Tendo rompido o ligamento cruzado anterior, ficou de fora da Copa São Paulo e só voltou no segundo semestre, após a paralisação dos torneios devido à pandemia do Covid-19. Dessa vez, era o nome veterano e mais experiente de uma grande geração no sub-17: junto de Beraldo, Leandro, Caio, Léo, Patryck e cia, fez a melhor campanha da primeira fase do Brasileirão sub-17, mas ficou nas semifinais do torneio, sendo derrotado nos pênaltis pela "geração dos sonhos" do Fluminense, de Kayky e Metinho.
O time, porém, se vingou do Flu na Copa do Brasil da categoria, vencendo o Tricolor Carioca na decisão. Pouco tempo depois, também derrotou a "geração dos sonhos" na final da Supercopa. Os bons resultados e os títulos fizeram Muricy Ramalho, que tinha acabado de retornar ao clube na virada do ano, colocar aquela geração do sub-17, capitaneada pelos gols e dribles de Marquinhos, como o futuro do Tricolor.
Tendo estourado a idade para atuar no sub-17, viveu à partir daí uma caminhada que nem mesmo o jogador mais esperançoso poderia acreditar: em 11 de fevereiro, postou uma foto abraçado com o troféu da Supercopa do Brasil sub-17. Cinco meses depois, era titular do São Paulo contra o Racing, decidindo o jogo em Avellaneda.
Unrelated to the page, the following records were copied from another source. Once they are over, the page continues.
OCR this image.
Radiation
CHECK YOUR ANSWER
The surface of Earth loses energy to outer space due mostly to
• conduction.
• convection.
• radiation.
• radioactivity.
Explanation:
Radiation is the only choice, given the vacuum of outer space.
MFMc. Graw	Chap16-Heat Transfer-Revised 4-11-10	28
Neste meio tempo, vieram várias conquistas, todas em sequência: a titularidade no sub-20 com o treinador Alex; dois gols e duas assistências na categoria, em quatro jogos; o primeiro jogo nos profissionais, contra o Bahia; na mesma partida, participou do primeiro gol com a camisa do Tricolor, recebendo bolão de Gabriel Sara, forçando Matheus Teixeira a fazer ótima defesa e achando Reinaldo, que acertou cruzamento para Liziero marcar o gol da vitória.
E então, a primeira titularidade, na noite mágica em Avellaneda.
Tudo isso não significa que Marquinhos será um craque ou mesmo que seguirá sendo utilizado por Crespo. Ainda tem, por exemplo, três temporadas no sub-20, incluindo a atual. Mas já é um cartão de visitas especial para uma torcida que aprendeu a exigir muito (até demais, em certas ocasiões) de seus garotos.
Predestinado desde a infância, Marquinhos passou mais tempo no São Paulo do que fora dele. E se já fez história em três jogos, imagine com 30.